O Requerente vem igualmente formular pedido de restituição da quantia em excesso liquidada pela Autoridade Tributária e Aduaneira, bem como o pagamento de juros indemnizatórios.
Nos termos do n.º 1 do artigo 43.º da LGT, são devidos juros indemnizatórios quando se determine, em reclamação graciosa ou impugnação judicial, que houve erro imputável aos serviços de que resulte pagamento da dívida tributária em montante superior ao legalmente devido.
Sendo de julgar procedente o presente pedido arbitral, concluiu-se pela existência de pagamento indevido e, consequentemente justifica-se a restituição da quantia paga em excesso pelo Requerente nos autos e o pagamento de juros indemnizatórios, nos termos do disposto no n.º 1 do artigo 43.º da LGT.

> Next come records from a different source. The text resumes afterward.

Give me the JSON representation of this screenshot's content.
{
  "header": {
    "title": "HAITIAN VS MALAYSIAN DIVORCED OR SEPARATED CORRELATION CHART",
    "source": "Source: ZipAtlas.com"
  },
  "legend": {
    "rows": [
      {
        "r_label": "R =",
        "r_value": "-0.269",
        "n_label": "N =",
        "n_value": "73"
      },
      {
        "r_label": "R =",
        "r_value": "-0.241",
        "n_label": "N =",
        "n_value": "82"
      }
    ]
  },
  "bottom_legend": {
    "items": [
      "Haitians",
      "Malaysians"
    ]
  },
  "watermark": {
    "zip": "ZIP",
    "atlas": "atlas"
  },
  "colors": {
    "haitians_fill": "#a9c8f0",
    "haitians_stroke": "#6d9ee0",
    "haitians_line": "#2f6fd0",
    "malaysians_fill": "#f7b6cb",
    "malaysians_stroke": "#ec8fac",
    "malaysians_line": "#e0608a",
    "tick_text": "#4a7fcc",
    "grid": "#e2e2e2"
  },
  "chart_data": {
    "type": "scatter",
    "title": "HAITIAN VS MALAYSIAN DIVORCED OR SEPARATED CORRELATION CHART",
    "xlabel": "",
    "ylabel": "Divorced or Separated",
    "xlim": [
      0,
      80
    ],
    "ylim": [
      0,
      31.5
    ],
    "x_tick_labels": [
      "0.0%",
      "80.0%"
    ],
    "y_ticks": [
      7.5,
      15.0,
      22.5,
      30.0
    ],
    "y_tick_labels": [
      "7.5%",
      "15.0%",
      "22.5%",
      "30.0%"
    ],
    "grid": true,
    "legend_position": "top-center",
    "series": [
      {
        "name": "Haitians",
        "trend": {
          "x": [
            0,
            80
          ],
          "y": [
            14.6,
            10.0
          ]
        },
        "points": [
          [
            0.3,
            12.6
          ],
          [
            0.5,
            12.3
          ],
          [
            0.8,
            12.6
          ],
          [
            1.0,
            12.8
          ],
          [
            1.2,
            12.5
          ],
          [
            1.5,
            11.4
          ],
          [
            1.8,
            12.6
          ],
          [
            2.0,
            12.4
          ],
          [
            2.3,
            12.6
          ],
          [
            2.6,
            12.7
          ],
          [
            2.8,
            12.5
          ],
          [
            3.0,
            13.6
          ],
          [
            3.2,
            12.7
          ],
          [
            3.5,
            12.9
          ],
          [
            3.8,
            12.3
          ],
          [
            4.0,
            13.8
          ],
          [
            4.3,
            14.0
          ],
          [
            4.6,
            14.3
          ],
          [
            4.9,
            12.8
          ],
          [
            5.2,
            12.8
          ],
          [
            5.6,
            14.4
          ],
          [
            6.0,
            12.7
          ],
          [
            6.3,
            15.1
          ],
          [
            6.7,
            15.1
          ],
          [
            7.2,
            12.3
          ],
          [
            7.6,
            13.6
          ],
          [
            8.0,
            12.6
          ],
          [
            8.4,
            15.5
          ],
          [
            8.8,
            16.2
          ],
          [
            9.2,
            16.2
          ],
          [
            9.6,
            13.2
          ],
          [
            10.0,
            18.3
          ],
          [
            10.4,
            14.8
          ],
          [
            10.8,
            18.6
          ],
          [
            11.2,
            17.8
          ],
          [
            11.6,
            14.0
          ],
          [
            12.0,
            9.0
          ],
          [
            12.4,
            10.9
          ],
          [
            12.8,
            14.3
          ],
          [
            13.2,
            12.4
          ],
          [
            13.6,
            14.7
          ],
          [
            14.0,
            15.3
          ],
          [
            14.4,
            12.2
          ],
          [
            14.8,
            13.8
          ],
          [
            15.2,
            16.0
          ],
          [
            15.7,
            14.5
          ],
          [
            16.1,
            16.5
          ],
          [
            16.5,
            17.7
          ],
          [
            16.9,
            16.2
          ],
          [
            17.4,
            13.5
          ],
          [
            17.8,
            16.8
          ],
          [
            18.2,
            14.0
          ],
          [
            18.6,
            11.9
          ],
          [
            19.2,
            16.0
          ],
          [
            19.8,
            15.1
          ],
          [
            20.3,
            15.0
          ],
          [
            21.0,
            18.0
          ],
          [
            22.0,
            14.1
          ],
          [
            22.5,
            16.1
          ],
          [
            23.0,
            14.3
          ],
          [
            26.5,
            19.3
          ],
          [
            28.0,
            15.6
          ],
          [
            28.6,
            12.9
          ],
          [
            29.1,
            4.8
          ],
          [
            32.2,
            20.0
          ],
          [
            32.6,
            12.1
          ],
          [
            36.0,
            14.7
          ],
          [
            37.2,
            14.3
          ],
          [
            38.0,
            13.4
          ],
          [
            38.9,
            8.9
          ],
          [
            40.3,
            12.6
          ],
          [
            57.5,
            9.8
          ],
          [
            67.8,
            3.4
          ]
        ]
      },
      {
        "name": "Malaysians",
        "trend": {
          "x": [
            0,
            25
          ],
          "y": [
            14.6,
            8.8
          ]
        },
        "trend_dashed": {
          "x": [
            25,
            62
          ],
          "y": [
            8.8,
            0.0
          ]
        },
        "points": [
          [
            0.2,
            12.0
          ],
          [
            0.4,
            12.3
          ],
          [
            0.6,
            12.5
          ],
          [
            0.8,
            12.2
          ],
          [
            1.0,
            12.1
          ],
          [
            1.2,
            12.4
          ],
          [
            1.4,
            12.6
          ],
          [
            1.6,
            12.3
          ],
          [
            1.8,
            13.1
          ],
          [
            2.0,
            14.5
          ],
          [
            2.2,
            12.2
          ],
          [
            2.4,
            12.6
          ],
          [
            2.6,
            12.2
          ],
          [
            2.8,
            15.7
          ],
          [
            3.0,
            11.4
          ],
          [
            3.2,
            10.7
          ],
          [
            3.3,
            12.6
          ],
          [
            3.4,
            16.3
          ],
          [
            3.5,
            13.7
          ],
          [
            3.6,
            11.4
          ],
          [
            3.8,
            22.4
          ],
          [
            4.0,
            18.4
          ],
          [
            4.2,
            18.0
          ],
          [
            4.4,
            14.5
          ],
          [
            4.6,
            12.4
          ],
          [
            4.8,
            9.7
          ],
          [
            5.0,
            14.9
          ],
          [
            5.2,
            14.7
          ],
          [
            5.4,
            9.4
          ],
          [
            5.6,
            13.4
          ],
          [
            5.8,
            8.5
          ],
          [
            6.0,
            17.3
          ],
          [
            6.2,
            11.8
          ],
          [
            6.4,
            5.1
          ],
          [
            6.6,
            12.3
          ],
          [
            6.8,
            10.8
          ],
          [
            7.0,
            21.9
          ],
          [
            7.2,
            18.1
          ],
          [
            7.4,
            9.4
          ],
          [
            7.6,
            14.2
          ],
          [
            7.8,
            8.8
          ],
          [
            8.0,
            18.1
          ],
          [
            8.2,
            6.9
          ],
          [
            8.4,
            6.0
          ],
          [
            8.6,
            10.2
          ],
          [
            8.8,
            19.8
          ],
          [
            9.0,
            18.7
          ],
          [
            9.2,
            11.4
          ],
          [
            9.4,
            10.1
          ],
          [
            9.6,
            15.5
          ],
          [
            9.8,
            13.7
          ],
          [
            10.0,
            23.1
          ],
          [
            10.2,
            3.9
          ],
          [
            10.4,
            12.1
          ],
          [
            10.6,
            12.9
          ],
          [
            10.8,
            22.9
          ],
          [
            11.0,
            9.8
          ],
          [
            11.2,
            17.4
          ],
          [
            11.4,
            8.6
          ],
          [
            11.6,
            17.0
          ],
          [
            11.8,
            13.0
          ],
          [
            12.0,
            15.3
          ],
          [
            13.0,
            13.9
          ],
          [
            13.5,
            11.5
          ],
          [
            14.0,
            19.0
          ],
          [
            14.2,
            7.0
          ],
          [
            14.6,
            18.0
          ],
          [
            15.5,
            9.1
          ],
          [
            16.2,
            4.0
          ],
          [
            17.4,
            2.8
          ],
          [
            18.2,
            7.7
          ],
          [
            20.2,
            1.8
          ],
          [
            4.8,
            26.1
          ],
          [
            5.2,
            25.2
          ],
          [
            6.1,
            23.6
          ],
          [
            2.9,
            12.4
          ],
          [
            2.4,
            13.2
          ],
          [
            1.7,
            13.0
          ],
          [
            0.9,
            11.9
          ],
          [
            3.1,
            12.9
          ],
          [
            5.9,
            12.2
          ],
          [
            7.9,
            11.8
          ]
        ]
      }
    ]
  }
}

Face ao exposto, nos termos do disposto no artigo 43.º da LGT e do artigo 61.º do Código de Procedimento e de Processo Tributário (CPPT), o Requerente tem direito aos juros indemnizatórios, juros estes que devem ser contabilizados desde a data do pagamento do imposto indevido até à data da emissão da respetiva nota de crédito, cujo prazo para pagamento se conta da data de início do prazo para a execução espontânea da presente decisão (n.º 4 e 5 do artigo 61.º do CPPT), à taxa referida no n.º 4.º do artigo 43.º da LGT.
7. DECISÃO
Em face do exposto, acorda este Tribunal Arbitral Singular em:
- Julgar procedente o pedido de pronúncia arbitral de declaração de ilegalidade parcial da liquidação de IRS com o n.º 2018..., no valor de € 25.234,74, e condenar a AT a restituir ao Requerente o valor de imposto pago em excesso, no valor de € 12.617,32, acrescido de juros indemnizatórios.
* * *
Fixa-se o valor do processo em Euro 12.617,32, de harmonia com o disposto nos artigos 3.º, n.º 2 do Regulamento de Custas nos Processos de Arbitragem Tributária (RCPAT), 97.º-A, n.º 1, alínea a) do CPPT e 306.º do CPC.
Condena-se a Requerida em custas no montante de Euro 918,00 ao abrigo do artigo 22.º, n.º 4 do RJAT e da Tabela I anexa ao RCPAT, de acordo com o disposto nos artigos 12.º, n.º 2 do RJAT e 4.º, n.º 4 do RCPAT.
Notifique-se.
Lisboa, 30 de Setembro de 2019.
O Árbitro,
(Henrique Nogueira Nunes)
Texto elaborado em computador, nos termos do artigo 131.º, n.º 5 do Código de Processo Civil, aplicável por remissão do artigo 29.º, n.º 1, alínea e) do RJAT.
A redacção da presente decisão arbitral rege-se pela ortografia anterior ao Acordo Ortográfico de 1990.